A New York newspaperman a century ago, Eugene Campbell, wrote that the supreme force in American journalism was not the printing press, the pencil, the typewriter or the other implements of the trade, but the iron ball.
"Of course there is no actual, or ponderable, ball duly concocted of heavy metal," Campbell wrote in his unpublished history of newspapers, quoted by New Yorker writer A.J. Liebling. "It is merely a figmentum mentis, once aboard a newspaper, no one is ever laid off, or let out, or just plain fired. He is 'hit by the iron ball.' "
Figment of the imagination or not, I've avoided the iron ball for many a year, until now.
As soon as the news hit about the shaky finances of Alaska Dispatch News, everyone on the staff knew layoffs were coming. It was clear that for the newspaper to survive and earn a profit, the payroll would be reduced and the iron ball would have to take its toll.
Add up the years of reporting and editing experience that exited the premises this week and the number is staggering, though I've always thought such math creates a meaningless statistic, like sentencing someone to 199 years in prison.
I wish the Binkley family and the entire staff well in carrying on the tradition of diligent reporting that questions authority and seeks to inform readers.
My only advice: Reporting that makes the publisher uncomfortable from time to time is one sign of a newspaper doing its job. Something to guard against is the temptation to think that rewriting press releases and regurgitating the words of politicians qualifies as news coverage. It's really an invitation to irrelevancy.
The never-ending challenge with a shrinking staff will be to find time to dig beneath the surface and unravel complex questions, while filling the newspaper and getting fresh material on the website.

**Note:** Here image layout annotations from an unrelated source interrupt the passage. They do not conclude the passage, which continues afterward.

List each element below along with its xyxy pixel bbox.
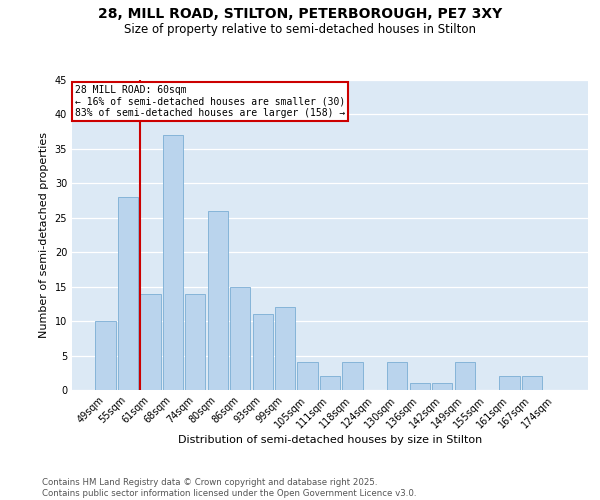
Text: Distribution of semi-detached houses by size in Stilton: Distribution of semi-detached houses by … [178,435,482,445]
Text: 28, MILL ROAD, STILTON, PETERBOROUGH, PE7 3XY: 28, MILL ROAD, STILTON, PETERBOROUGH, PE… [98,8,502,22]
Bar [343,362,362,390]
Bar [230,286,250,390]
Bar [208,211,228,390]
Y-axis label: Number of semi-detached properties: Number of semi-detached properties [39,132,49,338]
Bar [410,383,430,390]
Text: Contains HM Land Registry data © Crown copyright and database right 2025.
Contai: Contains HM Land Registry data © Crown c… [42,478,416,498]
Bar [275,308,295,390]
Text: Size of property relative to semi-detached houses in Stilton: Size of property relative to semi-detach… [124,22,476,36]
Bar [95,321,116,390]
Bar [118,197,138,390]
Bar [455,362,475,390]
Bar [163,135,183,390]
Bar [522,376,542,390]
Bar [387,362,407,390]
Bar [499,376,520,390]
Bar [140,294,161,390]
Bar [298,362,317,390]
Bar [185,294,205,390]
Bar [432,383,452,390]
Bar [320,376,340,390]
Text: 28 MILL ROAD: 60sqm
← 16% of semi-detached houses are smaller (30)
83% of semi-d: 28 MILL ROAD: 60sqm ← 16% of semi-detach… [74,84,345,118]
Bar [253,314,273,390]
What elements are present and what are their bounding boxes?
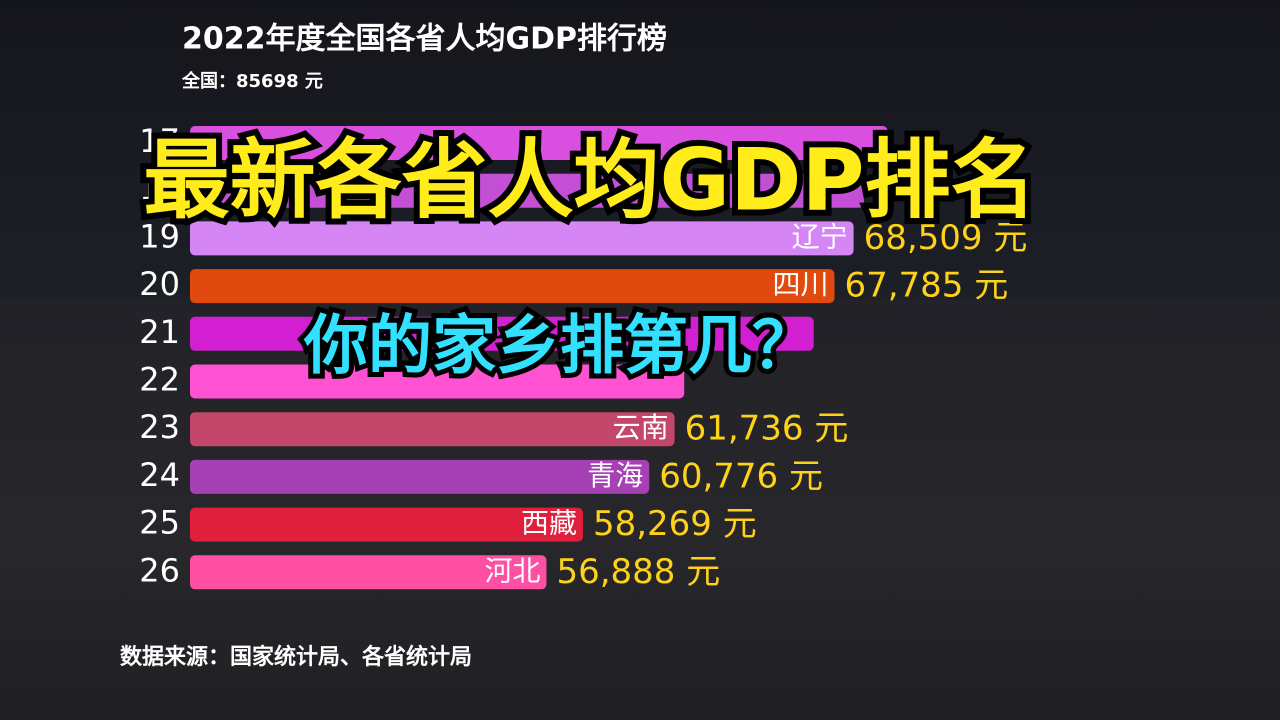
value-label: 60,776 元 [659,456,823,496]
rank-label: 17 [139,122,180,160]
bar [190,364,685,399]
value-label: 61,736 元 [685,409,849,449]
bar [190,555,547,590]
rank-label: 21 [139,313,180,351]
bar [190,173,864,208]
value-label: 56,888 元 [556,552,720,592]
bar [190,126,888,160]
category-label: 云南 [613,411,669,444]
bars: 17 18 19 辽宁 68,509 元 20 四川 67,785 元 21 22 23 云南 61,7… [139,122,1027,592]
bar [190,316,814,351]
value-label: 67,785 元 [844,266,1008,306]
chart-subtitle: 全国：85698 元 [181,70,323,92]
category-label: 河北 [484,554,540,587]
chart-title: 2022年度全国各省人均GDP排行榜 [182,22,667,57]
category-label: 青海 [587,459,643,492]
value-label: 68,509 元 [864,218,1028,258]
rank-label: 25 [139,504,180,542]
source-note: 数据来源：国家统计局、各省统计局 [120,644,472,670]
rank-label: 24 [139,456,180,494]
rank-label: 22 [139,361,180,399]
rank-label: 19 [139,217,180,255]
headline-overlay: 最新各省人均GDP排名 [143,130,1036,230]
value-label: 58,269 元 [593,504,757,544]
bar [190,221,854,256]
category-label: 西藏 [521,507,577,540]
bar [190,507,583,542]
question-overlay: 你的家乡排第几？ [303,310,816,384]
bar [190,459,650,494]
rank-label: 23 [139,408,180,446]
category-label: 四川 [772,268,828,301]
bar [190,412,675,447]
bar [190,269,835,304]
rank-label: 18 [139,170,180,208]
rank-label: 26 [139,551,180,589]
category-label: 辽宁 [792,220,848,253]
rank-label: 20 [139,265,180,303]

That kind of balance is easy to describe, difficult to achieve.
I began work in newspapers in 1976 covering sports in Fairbanks, working on an electric typewriter, a chain-smoking 23-year-old. Writing has never been an easy thing for me and I will never master it, but I have the discipline to keep trying to learn.
I handled any manner of writing and editing assignments for the Fairbanks Daily News-Miner until 2013, when Tony Hopfinger offered me a job at the online Alaska Dispatch news site. I remained after the transition that followed the purchase of the Anchorage Daily News.
It's been a privilege to work with and get to know those who came from the Dispatch and those who spent many years at the Daily News. I always had a warm welcome on my forays to Anchorage.
The practice of finishing one piece of writing and immediately thinking about the next one is more than a habit with me.
For 25 years, I have recited what sports writer Red Smith said was the columnist's prayer, "Give us this day our daily plinth."
In architecture, a plinth is the base of a column. I have found a basis for columns in everything from the time I set my house on fire with oiled rags and spontaneous combustion to mind-numbing segments on oil taxes that probably only had dozens of readers.
This is my last column in this space, but I am not done writing about issues in Alaska just yet. I am considering a few opportunities and have another book in the works. I've been hit by the iron ball, but it's not fatal.